Volgende keer ga ik in ieder geval op een plek zitten waar ik niet op de schermen kan kijken. Al zal ik dan de spectaculaire beelden van bijvoorbeeld virtuoze pedaalpassages missen. Een beeldscherm? Wat voor besluit de orgelcommissie van de Joriskerk ook neemt, ik scherm me liever af van het bewegende beeld en luister met mijn hoofd. Daar zorgen de klanken voor geluksstof en voor een mooie herinnering.
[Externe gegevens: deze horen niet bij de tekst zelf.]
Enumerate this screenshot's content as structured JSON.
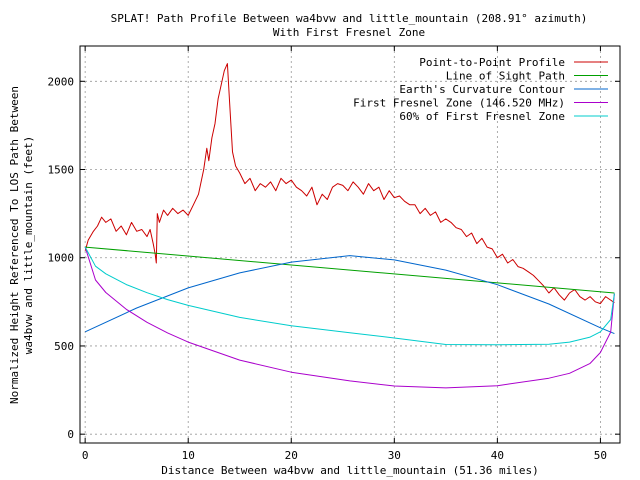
{
  "chart_data": {
    "type": "line",
    "title": "SPLAT! Path Profile Between wa4bvw and little_mountain (208.91° azimuth)",
    "subtitle": "With First Fresnel Zone",
    "xlabel": "Distance Between wa4bvw and little_mountain (51.36 miles)",
    "ylabel_line1": "Normalized Height Referenced To LOS Path Between",
    "ylabel_line2": "wa4bvw and little_mountain (feet)",
    "xlim": [
      -0.5,
      51.9
    ],
    "ylim": [
      -50,
      2200
    ],
    "xticks": [
      0,
      10,
      20,
      30,
      40,
      50
    ],
    "yticks": [
      0,
      500,
      1000,
      1500,
      2000
    ],
    "grid": true,
    "legend_position": "top-right",
    "series": [
      {
        "name": "Point-to-Point Profile",
        "color": "#cc0000",
        "x": [
          0,
          0.3,
          0.8,
          1.2,
          1.6,
          2.0,
          2.5,
          3.0,
          3.5,
          4.0,
          4.5,
          5.0,
          5.5,
          6.0,
          6.3,
          6.6,
          6.8,
          6.9,
          7.0,
          7.2,
          7.6,
          8.0,
          8.5,
          9.0,
          9.5,
          10.0,
          10.5,
          11.0,
          11.5,
          11.8,
          12.0,
          12.3,
          12.6,
          12.9,
          13.2,
          13.5,
          13.8,
          14.0,
          14.3,
          14.6,
          15.0,
          15.5,
          16.0,
          16.5,
          17.0,
          17.5,
          18.0,
          18.5,
          19.0,
          19.5,
          20.0,
          20.5,
          21.0,
          21.5,
          22.0,
          22.5,
          23.0,
          23.5,
          24.0,
          24.5,
          25.0,
          25.5,
          26.0,
          26.5,
          27.0,
          27.5,
          28.0,
          28.5,
          29.0,
          29.5,
          30.0,
          30.5,
          31.0,
          31.5,
          32.0,
          32.5,
          33.0,
          33.5,
          34.0,
          34.5,
          35.0,
          35.5,
          36.0,
          36.5,
          37.0,
          37.5,
          38.0,
          38.5,
          39.0,
          39.5,
          40.0,
          40.5,
          41.0,
          41.5,
          42.0,
          42.5,
          43.0,
          43.5,
          44.0,
          44.5,
          45.0,
          45.5,
          46.0,
          46.5,
          47.0,
          47.5,
          48.0,
          48.5,
          49.0,
          49.5,
          50.0,
          50.5,
          51.0,
          51.36
        ],
        "y": [
          1040,
          1100,
          1150,
          1180,
          1230,
          1200,
          1220,
          1150,
          1180,
          1130,
          1200,
          1150,
          1160,
          1120,
          1160,
          1080,
          1020,
          970,
          1250,
          1200,
          1270,
          1240,
          1280,
          1250,
          1270,
          1240,
          1300,
          1360,
          1500,
          1620,
          1550,
          1680,
          1760,
          1900,
          1980,
          2060,
          2100,
          1900,
          1600,
          1520,
          1480,
          1420,
          1450,
          1380,
          1420,
          1400,
          1430,
          1380,
          1450,
          1420,
          1440,
          1400,
          1380,
          1350,
          1400,
          1300,
          1360,
          1330,
          1400,
          1420,
          1410,
          1380,
          1430,
          1400,
          1360,
          1420,
          1380,
          1400,
          1330,
          1380,
          1340,
          1350,
          1320,
          1300,
          1300,
          1250,
          1280,
          1240,
          1260,
          1200,
          1220,
          1200,
          1170,
          1160,
          1120,
          1140,
          1080,
          1110,
          1060,
          1050,
          1000,
          1020,
          970,
          990,
          950,
          940,
          920,
          900,
          870,
          840,
          800,
          830,
          790,
          760,
          800,
          820,
          780,
          760,
          780,
          750,
          740,
          780,
          760,
          745
        ]
      },
      {
        "name": "Line of Sight Path",
        "color": "#00a000",
        "x": [
          0,
          51.36
        ],
        "y": [
          1060,
          800
        ]
      },
      {
        "name": "Earth's Curvature Contour",
        "color": "#0066cc",
        "x": [
          0,
          5,
          10,
          15,
          20,
          25.68,
          30,
          35,
          40,
          45,
          50,
          51.36
        ],
        "y": [
          580,
          715,
          829,
          914,
          975,
          1012,
          988,
          930,
          847,
          738,
          603,
          570
        ]
      },
      {
        "name": "First Fresnel Zone (146.520 MHz)",
        "color": "#aa00cc",
        "x": [
          0,
          1,
          2,
          4,
          6,
          8,
          10,
          15,
          20,
          25.68,
          30,
          35,
          40,
          45,
          47,
          49,
          50,
          51,
          51.36
        ],
        "y": [
          1060,
          874,
          803,
          707,
          634,
          574,
          522,
          420,
          351,
          302,
          273,
          262,
          275,
          317,
          345,
          401,
          463,
          579,
          797
        ]
      },
      {
        "name": "60% of First Fresnel Zone",
        "color": "#00cccc",
        "x": [
          0,
          1,
          2,
          4,
          6,
          8,
          10,
          15,
          20,
          25.68,
          30,
          35,
          40,
          45,
          47,
          49,
          50,
          51,
          51.36
        ],
        "y": [
          1060,
          952,
          909,
          848,
          802,
          763,
          730,
          662,
          614,
          575,
          545,
          508,
          507,
          510,
          522,
          550,
          580,
          650,
          797
        ]
      }
    ]
  }
}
Peter Sneep (1962) is organist van drie vrijgemaakt-gereformeerde kerken in Amersfoort: de Kandelaar, de Schaapskooi en de Martuskerk. Hij componeert kerkmuziek en maakte daarvan een aantal cd’s. Orgelles kreeg hij van Hetty Koelewijn en Gerrit ’t Hart. In De Kandelaar is hij lid van de cantorij, die onder leiding van Harry van Wijk eens in de zoveel tijd aan de diensten meewerkt. Hij is radiopresentator bij de Reformatorische Omroep. Van 1986 tot 2014 werkte hij bij het Nederlands Dagblad. Hij is getrouwd met Petra en vader van Anna (2) en Manuel (0).
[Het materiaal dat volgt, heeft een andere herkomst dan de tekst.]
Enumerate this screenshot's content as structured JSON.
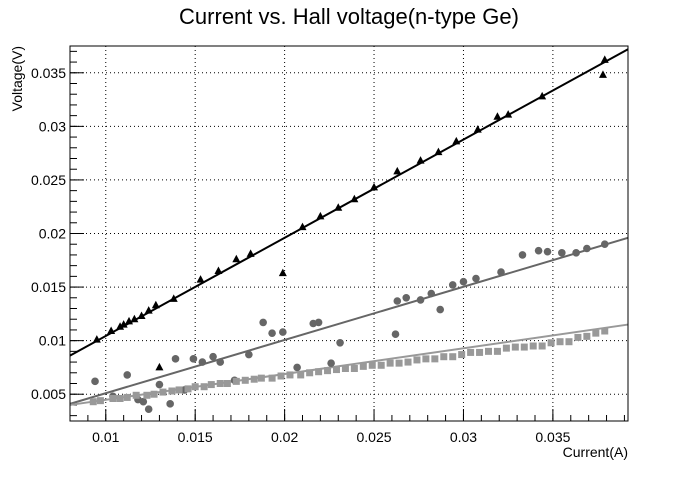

Dank voor het onder de aandacht brengen van deze ‘hype’. Iemand begint hiermee ‘dus kun je niet achterblijven’.
Nog één: ‘de mensen willen dit, vinden dit leuk’.
Vreselijk! Weg met die schermen, leve het in alle rust geconcentreerd luisteren/beleven!
Uit het hart gegrepen. Wég met die schermen a.u.b.
Roerend mee eens, het leid alleen maar af.